KARACHI, Sept 26: Perturbed by violent incidents of street crimes business leaders of Karachi consulted with authorities on Tuesday to discuss ways to bring about improvement in the security situation on roads in the city.
Businessmen do not expect drastic fall in crime rate unless some radical changes in policing of the city are introduced that correspond to the ground realities.
They saw a major mismatch in security requirements and security provisions in Karachi. They felt that the quality of security arrangements will have to improve to let the city perform to its capacity. In Karachi roughly there is one policeman to serve about 750 persons.
“There is a need to do more. We are ready to chip in our bit as responsible corporate citizens. It is not possible to police a population nearing 20 million from 104 stations on strength of an ill-equipped, untrained, underpaid police force,” Majyd Aziz, president Karachi Chamber of Commerce and Industry told Dawn.
It would be unrealistic to pin hopes on 100 elite ‘Muhafiz force’ personnel to make a major dent in the trend, he added.
“We recently lost a young promising corporate leader Mr Khatri to this menace. Every other day businessmen are hounded, harassed and robbed in the old city where transactions involve dealings in cash”, he told Dawn after a meeting on the situation.
The said meeting was held at the office of KCCI presided by its president and attended among others by the office bearers of Citizen Police Liaison Committee (CPLC), Police Chamber Liaison Committee (PCLC), IG Police, DIGs, deputy chief of Rangers, deputy Home Secretary, heads of crime monitoring cells in different industrial areas, etc.
Recently a known businessman, Abdul Aziz Khatri, 35, was murdered in Site industrial area by fleeing criminals after robbing him on a busy street. In another similar incident daughter-in-law of Haji Usman, a veteran business leader, was also killed.
Some termed the recent spurt in road crime graph seasonal. “This is pre-Eid hype. During this time there is more cash dealing and fat purses attract hooligans”, Syed Usman Ali, a textile leader said.
Usman heads a committee on law and order of the Federation of Pakistan Chambers of Commerce and Industry (FPCCI). He, however, felt that the situation this year is better than the previous Ramazans. He told Dawn that there was a fall in number of reported street crimes in Karachi over the same period last year.

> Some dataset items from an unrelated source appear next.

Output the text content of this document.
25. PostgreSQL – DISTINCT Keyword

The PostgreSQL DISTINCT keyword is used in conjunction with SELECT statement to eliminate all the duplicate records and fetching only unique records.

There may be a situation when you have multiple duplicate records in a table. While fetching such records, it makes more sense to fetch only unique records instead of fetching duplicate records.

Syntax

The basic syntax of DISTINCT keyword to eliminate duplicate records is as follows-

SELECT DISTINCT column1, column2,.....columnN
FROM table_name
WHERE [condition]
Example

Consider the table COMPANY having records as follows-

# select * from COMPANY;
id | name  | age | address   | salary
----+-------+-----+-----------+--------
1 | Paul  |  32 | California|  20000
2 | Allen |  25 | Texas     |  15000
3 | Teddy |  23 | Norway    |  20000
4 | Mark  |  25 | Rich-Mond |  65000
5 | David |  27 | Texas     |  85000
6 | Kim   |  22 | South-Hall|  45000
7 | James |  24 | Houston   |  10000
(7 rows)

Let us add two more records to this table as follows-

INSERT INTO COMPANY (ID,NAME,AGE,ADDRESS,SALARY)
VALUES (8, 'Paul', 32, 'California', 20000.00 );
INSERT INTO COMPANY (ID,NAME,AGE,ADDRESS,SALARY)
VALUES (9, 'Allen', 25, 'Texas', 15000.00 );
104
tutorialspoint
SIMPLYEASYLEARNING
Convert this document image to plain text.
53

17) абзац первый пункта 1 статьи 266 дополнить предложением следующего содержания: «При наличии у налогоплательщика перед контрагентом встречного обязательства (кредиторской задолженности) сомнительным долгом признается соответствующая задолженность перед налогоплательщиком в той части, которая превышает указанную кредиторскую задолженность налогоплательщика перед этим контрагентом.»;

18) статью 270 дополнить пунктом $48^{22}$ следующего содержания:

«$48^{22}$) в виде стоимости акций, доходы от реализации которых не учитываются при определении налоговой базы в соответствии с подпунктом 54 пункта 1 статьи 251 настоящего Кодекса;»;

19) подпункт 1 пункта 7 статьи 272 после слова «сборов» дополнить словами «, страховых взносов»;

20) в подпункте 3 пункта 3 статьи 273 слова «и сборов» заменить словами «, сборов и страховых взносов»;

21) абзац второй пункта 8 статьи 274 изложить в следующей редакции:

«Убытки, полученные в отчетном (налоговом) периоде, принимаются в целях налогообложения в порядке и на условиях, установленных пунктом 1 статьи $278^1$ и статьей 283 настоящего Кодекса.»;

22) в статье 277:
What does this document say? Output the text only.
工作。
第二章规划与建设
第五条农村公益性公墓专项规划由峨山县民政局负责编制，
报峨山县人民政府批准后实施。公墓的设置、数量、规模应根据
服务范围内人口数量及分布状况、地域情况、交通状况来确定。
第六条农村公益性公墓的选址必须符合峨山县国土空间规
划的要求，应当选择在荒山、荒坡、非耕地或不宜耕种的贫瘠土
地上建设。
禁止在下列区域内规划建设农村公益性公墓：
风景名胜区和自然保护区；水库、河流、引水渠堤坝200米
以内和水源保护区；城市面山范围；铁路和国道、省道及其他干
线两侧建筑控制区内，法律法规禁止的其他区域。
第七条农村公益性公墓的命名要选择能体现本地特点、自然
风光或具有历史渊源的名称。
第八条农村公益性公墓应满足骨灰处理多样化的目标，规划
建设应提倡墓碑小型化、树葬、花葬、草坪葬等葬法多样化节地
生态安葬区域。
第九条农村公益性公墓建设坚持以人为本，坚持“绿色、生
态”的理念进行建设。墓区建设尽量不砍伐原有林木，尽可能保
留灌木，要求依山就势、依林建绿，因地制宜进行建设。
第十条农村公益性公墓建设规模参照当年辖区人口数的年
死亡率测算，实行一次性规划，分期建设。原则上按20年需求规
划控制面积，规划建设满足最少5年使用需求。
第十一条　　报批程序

Others contradict his view and attribute lesser reporting rate of actual crimes to police for the favourable numbers.
“Hardly five per cent of street crimes get reported. Only those crimes are reported where there is some compulsion on the victim to report - like filing of an insurance claim, etc. The hurt of a crime is painful enough for people. No one wants to deal with police for obvious reasons”, Khawaja Sohail Mansur, chief of Site crime monitoring cell told Dawn.
Many traders insure their cash in transit and other high value accessories and need a copy of Police report to process their insurance claims.
There are reports that give credence to the impression that there is a disproportionate increase in road crimes in commercial and industrial areas of the city. The security situation in the city is far from satisfactory but it has become scary in industrial areas.
“There is hardly a day when someone does not approach us with some horrid tale of a hold up,” secretary at an association office in an industrial area told Dawn.
The incidents of snatching at gun point in Karachi have increased over the last few weeks. “This seems to be a new breed of criminals who are either too daring or too desperate.
They strike at their pleasure at any time in busy areas in front of innumerable witnesses,” Aftab Bhura, a local trader said.
“Gone are the days when petty purse snatchers waited for dusk and preferred a deserted patch or some isolated turning to corner their target. Now they come in pairs, full of confidence, hurling abuses, wagging guns in broad daylight, on traffic signals at main road junctions”, said a disturbed young business leader robbed recently in Site industrial area.
“I was robbed on my way back home around 04:pm in the afternoon. I was near Siemens’s roundabout in Site area when signalled to stop by two persons on a motorcycle. I saw a police mobile little ahead on the road but neither I had time nor guts to call for help.
I gave whatever they asked for - cash, watch, mobile phone, gold chain and my business bag. The whole episode took no more than five minutes, during all this while both snatchers were hurling abuses and one of them had a pistol pointed at my head,” he told Dawn.